- Born: Michael Starrs 10 November 1944 (age 81) Edinburgh, Scotland
- Genres: Progressive rock, pop rock, hard rock, heavy metal
- Occupation: Singer
- Label: Teldec
- Formerly of: Lucifer's Friend

= Mike Starrs =

Scottish singer

Michael Starrs (born 10 November 1944 in Edinburgh) is a Scottish rock singer best known for his work with Colosseum II and Lucifer's Friend. He left Scotland for London in the late 1960s and worked in various minor bands. Starrs was signed by the record producer Tony Atkins for Marquee Productions and released several unsuccessful singles. He joined Colosseum II in 1975 after being spotted singing in a local pub and featured on their first album, Strange New Flesh in 1976. Starrs' powerful and distinctive singing style, complimented the guitar work of Gary Moore, the keyboards of Don Airey and the rhythm section of Neil Murray and Jon Hiseman and the result was a potential British supergroup in the making.

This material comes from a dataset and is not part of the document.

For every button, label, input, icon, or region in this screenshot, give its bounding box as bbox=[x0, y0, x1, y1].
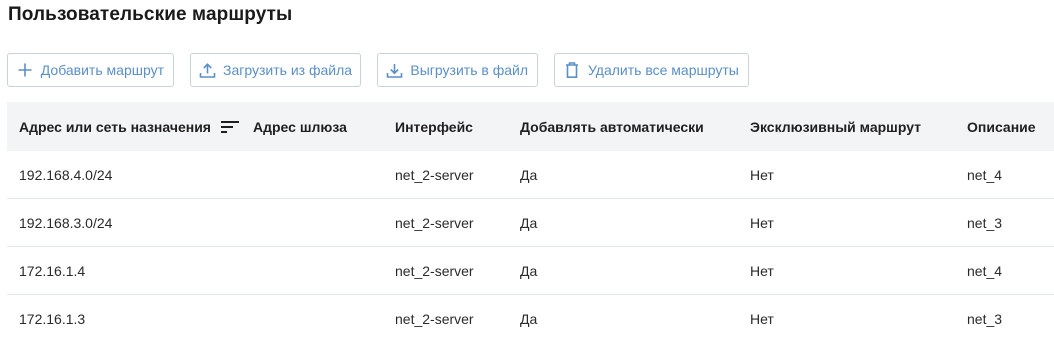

The album was not a commercial success but the band was already working on the follow-up when Starrs was sacked, as it seemed the record label owner's wife did not appreciate his flamboyant stage performance. Colosseum II went on to produce two further, largely instrumental albums, with a different record label and without Starrs, which also failed to achieve a commercial breakthrough.

Starrs toured Europe and the United States with Colosseum II in 1975–76, and also had a spell with a version of The Animals. Then moving to Hamburg, he subsequently joined Lucifer's Friend, taking over from John Lawton, and featured on two of their albums, Good Time Warrior (1978) and Sneak Me In (1980), after which Lawton took over again. He was also involved in tours and albums with the German bands, Toneband and Duesenberg.

In 2002, he joined up with Lake reformed under Alex Conti, regularly touring and appeared on their 2005 album, The Blast of Silence, and subsequent DVD, taking lead vocals and co-writing one of the tracks. He left the band in 2010.

Starrs' vocal stylings surfaced again on the reissued and expanded Strange New Flesh (2005) which contained unreleased material from the original Colosseum II line up.
Mike is currently singing for the Blues/Rock outfit Crossover alongside N.W.O.B.H.M. guitarist Paul Gaskin. They are recording their debut album at this time.